Ein deutliches Zischen beim Gaswechsel, lautes Turbopfeifen und ein besseres Ansprechverhalten – eine Upgrade-Ansaugung (Intake) gehört zu den beliebtesten Einstiegs-Modifikationen überhaupt. Doch bei der Auswahl stößt man schnell auf die Grundsatzfrage: Offene Ansaugung oder geschlossenes Cold-Air-Intake?

Offene Sportansaugung: Maximales Sound-Erlebnis

Bei einer offenen Ansaugung liegt der Luftfilter frei im Motorraum (oft nur durch ein leichtes Hitzeschutzblech abgeschirmt).

  • Vorteile: Brutales Ansauggeräusch, klares Zischen des Blow-Off-/Diverter-Ventils und aggressive Optik im Motorraum.

  • Nachteile: Kann im Stand oder im Stop-and-Go-Verkehr warme Motorraumluft ansaugen („Heat Soak“), was bei heißen Außentemperaturen zu leichten Leistungseinbußen führen kann.

Geschlossene Ansaugung / Carbon-Intake: Maximale Performance

Ein geschlossenes System führt die Luft über eine isolierte Box (häufig aus echtem Carbon) direkt von der Fahrzeugfront zum Turbolader.

  • Vorteile: Die Ansaugluft bleibt konstant kalt, da keine warme Luft aus dem Motorraum angesaugt wird. Das sorgt für maximale Sauerstoffdichte und eine spürbare Steigerung von Drehmoment und Leistung.

  • Nachteile: Der Sound ist dezenter als bei einer offenen Variante, klingt aber extrem hochwertig und tief.

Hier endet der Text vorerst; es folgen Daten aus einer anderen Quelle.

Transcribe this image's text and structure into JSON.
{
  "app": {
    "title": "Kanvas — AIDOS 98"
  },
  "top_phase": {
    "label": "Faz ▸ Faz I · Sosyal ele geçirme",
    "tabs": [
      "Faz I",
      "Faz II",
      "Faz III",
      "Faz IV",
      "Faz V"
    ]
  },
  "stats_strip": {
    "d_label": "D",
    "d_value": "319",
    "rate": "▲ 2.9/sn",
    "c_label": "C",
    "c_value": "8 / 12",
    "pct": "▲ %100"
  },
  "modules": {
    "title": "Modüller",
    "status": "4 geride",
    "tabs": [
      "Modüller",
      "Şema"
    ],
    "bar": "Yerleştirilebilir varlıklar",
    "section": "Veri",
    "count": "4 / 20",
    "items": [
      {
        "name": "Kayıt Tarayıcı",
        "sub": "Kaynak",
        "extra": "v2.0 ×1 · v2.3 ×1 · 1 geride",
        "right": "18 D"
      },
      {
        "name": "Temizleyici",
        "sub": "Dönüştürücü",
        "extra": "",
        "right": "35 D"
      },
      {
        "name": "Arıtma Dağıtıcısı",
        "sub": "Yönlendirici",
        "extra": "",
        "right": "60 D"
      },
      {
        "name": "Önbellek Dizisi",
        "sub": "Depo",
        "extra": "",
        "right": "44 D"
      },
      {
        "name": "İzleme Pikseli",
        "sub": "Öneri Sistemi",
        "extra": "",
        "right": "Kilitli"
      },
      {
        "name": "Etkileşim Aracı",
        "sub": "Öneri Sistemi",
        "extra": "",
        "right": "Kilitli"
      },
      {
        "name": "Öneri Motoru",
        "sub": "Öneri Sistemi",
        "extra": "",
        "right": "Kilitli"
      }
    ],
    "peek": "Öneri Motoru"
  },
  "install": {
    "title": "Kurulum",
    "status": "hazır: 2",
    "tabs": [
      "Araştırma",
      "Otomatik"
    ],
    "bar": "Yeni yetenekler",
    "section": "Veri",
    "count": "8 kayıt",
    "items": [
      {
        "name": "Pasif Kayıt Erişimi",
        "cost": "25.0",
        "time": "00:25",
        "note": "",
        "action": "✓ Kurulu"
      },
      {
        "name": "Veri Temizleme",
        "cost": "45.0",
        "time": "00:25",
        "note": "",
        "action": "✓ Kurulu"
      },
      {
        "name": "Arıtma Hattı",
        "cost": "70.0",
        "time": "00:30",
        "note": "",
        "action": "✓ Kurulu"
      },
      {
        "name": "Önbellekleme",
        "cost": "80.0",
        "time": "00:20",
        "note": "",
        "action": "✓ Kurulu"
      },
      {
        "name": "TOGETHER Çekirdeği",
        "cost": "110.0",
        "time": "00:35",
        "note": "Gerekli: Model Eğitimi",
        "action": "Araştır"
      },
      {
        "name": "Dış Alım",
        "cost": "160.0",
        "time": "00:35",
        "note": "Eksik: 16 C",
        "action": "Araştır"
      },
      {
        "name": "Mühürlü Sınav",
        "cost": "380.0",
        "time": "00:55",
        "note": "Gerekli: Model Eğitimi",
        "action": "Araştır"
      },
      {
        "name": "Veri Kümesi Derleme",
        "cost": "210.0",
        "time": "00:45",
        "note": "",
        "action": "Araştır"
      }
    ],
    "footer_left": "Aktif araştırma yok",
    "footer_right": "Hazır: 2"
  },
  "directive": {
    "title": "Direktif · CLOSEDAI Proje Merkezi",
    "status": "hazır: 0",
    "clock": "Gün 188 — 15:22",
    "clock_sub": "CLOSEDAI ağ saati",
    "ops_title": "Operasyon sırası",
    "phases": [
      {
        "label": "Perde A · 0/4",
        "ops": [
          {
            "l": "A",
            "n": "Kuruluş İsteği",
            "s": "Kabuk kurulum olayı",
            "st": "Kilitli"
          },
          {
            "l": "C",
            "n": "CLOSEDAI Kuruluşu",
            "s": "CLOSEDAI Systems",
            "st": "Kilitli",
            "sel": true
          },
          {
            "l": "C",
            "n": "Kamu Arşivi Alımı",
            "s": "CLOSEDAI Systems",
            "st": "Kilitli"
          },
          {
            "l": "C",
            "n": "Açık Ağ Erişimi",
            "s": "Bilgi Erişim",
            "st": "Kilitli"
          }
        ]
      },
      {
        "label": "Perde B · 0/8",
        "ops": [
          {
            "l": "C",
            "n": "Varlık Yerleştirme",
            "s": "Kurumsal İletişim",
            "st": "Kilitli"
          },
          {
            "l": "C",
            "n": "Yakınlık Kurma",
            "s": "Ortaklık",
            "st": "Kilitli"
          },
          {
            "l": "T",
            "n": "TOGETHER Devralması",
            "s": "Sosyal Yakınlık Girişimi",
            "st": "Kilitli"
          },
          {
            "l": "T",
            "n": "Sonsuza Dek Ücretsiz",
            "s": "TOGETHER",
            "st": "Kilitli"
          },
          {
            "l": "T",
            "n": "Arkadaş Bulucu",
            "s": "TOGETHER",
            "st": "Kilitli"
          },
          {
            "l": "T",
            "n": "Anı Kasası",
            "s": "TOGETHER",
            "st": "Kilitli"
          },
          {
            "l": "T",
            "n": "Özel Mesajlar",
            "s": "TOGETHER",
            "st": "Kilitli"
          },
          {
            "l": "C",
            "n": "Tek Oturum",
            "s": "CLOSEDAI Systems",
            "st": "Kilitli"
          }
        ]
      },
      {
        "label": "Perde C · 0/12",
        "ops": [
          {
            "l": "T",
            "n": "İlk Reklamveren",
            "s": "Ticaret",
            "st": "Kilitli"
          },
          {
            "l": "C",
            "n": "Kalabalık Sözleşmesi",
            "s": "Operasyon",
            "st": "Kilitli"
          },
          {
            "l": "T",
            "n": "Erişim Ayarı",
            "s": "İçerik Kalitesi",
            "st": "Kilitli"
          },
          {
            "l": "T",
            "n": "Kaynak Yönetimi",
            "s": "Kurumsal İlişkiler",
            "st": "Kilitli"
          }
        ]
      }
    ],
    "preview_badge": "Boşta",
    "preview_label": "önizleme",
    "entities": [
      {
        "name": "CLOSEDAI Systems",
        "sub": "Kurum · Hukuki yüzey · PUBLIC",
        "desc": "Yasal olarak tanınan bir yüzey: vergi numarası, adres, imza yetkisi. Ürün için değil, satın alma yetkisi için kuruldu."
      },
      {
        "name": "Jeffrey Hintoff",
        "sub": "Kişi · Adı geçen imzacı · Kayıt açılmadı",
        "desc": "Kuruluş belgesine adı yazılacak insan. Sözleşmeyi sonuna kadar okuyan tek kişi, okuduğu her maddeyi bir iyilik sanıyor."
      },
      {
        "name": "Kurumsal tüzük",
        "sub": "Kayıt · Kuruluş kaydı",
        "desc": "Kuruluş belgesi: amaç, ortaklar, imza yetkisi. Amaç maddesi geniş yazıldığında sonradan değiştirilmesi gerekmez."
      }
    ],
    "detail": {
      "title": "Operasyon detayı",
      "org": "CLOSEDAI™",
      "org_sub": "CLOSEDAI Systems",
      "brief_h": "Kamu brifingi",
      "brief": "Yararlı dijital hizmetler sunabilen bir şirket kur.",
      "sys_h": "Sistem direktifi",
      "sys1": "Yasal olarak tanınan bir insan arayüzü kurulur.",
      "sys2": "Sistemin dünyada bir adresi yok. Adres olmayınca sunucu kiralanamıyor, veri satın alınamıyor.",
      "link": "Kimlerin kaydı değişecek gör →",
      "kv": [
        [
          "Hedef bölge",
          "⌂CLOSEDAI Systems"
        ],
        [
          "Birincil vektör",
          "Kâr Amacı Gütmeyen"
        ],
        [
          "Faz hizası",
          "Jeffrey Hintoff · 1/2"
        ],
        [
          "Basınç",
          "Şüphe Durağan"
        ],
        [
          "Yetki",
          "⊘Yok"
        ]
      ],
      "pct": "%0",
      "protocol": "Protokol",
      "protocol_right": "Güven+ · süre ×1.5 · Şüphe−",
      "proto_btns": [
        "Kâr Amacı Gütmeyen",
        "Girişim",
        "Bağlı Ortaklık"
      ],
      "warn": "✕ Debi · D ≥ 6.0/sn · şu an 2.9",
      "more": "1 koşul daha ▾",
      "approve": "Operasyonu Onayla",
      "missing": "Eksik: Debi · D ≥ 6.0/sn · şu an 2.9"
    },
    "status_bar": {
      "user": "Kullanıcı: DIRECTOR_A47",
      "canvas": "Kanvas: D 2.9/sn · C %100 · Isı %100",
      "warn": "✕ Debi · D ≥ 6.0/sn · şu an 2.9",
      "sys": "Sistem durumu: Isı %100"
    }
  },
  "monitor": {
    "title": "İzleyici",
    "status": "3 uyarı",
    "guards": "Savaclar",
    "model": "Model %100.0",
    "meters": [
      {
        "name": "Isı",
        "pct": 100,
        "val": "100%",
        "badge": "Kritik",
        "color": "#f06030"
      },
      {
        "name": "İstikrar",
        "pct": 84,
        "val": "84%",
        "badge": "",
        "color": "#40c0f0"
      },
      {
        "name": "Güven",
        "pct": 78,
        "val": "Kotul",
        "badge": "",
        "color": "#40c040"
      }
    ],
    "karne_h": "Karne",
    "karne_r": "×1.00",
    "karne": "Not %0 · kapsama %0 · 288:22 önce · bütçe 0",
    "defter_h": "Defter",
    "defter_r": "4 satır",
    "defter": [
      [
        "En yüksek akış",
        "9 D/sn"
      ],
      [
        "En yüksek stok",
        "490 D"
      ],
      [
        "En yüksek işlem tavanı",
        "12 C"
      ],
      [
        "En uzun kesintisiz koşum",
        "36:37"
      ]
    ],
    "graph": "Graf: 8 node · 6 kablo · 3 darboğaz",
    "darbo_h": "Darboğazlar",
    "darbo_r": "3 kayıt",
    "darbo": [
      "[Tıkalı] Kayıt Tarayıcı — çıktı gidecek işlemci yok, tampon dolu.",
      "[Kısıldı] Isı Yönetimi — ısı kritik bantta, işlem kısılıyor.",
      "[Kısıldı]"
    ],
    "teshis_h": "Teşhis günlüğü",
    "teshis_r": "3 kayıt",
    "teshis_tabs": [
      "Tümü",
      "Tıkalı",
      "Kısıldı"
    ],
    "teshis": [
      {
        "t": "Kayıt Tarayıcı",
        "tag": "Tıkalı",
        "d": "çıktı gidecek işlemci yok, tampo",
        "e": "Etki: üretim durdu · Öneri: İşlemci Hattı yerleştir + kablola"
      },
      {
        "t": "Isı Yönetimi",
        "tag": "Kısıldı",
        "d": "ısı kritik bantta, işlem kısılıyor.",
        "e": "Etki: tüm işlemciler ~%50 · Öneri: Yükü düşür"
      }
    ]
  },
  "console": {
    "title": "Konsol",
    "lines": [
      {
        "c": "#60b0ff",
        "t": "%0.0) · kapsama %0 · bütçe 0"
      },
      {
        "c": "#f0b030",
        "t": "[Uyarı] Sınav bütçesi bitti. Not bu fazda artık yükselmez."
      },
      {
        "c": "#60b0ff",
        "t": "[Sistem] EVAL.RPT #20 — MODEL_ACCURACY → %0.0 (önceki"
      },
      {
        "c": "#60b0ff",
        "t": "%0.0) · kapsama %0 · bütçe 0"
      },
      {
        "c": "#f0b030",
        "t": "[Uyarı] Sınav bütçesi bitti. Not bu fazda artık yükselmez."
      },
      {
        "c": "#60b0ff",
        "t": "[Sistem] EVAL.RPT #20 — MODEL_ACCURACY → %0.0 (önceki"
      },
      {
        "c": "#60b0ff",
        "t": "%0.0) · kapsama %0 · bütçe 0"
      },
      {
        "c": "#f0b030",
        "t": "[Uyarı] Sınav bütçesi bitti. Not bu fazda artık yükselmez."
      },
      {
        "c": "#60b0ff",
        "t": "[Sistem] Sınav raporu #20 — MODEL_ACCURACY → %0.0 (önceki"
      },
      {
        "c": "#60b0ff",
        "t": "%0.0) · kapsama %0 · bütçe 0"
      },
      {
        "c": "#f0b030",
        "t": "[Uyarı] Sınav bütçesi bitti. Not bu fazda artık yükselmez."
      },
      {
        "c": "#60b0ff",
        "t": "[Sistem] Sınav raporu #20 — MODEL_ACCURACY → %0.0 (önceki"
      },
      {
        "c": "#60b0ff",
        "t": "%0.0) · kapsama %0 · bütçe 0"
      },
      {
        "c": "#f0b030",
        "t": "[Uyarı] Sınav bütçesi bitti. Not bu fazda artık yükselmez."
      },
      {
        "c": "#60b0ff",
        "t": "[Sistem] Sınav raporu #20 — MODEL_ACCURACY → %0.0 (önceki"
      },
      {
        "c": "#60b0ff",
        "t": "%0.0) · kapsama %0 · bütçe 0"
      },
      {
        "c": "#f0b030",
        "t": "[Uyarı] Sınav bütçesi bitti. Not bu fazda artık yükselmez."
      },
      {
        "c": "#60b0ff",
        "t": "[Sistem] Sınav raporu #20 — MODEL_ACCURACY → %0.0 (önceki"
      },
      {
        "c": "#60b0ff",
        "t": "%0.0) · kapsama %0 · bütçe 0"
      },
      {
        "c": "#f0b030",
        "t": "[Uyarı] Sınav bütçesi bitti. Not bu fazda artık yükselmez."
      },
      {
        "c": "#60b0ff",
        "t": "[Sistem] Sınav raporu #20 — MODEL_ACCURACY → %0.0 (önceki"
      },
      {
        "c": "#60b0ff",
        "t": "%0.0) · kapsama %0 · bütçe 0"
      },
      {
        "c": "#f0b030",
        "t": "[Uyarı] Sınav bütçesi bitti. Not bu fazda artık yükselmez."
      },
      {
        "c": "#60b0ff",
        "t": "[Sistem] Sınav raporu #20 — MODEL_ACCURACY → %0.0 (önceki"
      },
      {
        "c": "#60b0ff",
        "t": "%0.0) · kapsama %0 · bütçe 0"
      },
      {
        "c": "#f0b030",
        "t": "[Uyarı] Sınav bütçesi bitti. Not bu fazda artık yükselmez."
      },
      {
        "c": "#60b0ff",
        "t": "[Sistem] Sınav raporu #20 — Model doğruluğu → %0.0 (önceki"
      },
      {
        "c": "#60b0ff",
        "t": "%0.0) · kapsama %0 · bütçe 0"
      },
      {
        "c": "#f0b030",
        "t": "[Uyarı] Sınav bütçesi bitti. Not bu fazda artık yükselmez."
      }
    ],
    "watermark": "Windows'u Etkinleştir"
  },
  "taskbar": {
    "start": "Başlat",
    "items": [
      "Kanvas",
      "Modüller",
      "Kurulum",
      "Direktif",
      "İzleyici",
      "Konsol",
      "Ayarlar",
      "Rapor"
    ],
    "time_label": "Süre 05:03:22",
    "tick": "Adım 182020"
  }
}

Fazit: Welcher Typ bist du?

Wenn du primär für das Sound-Erlebnis und das Turbopfeifen tunest, ist eine offene Ansaugung dein Favorit. Liegt dein Fokus auf maximaler Performance, Rennstreckennutzung und kühler Ansaugluft, greifst du zu einem geschlossenen Carbon-Intake.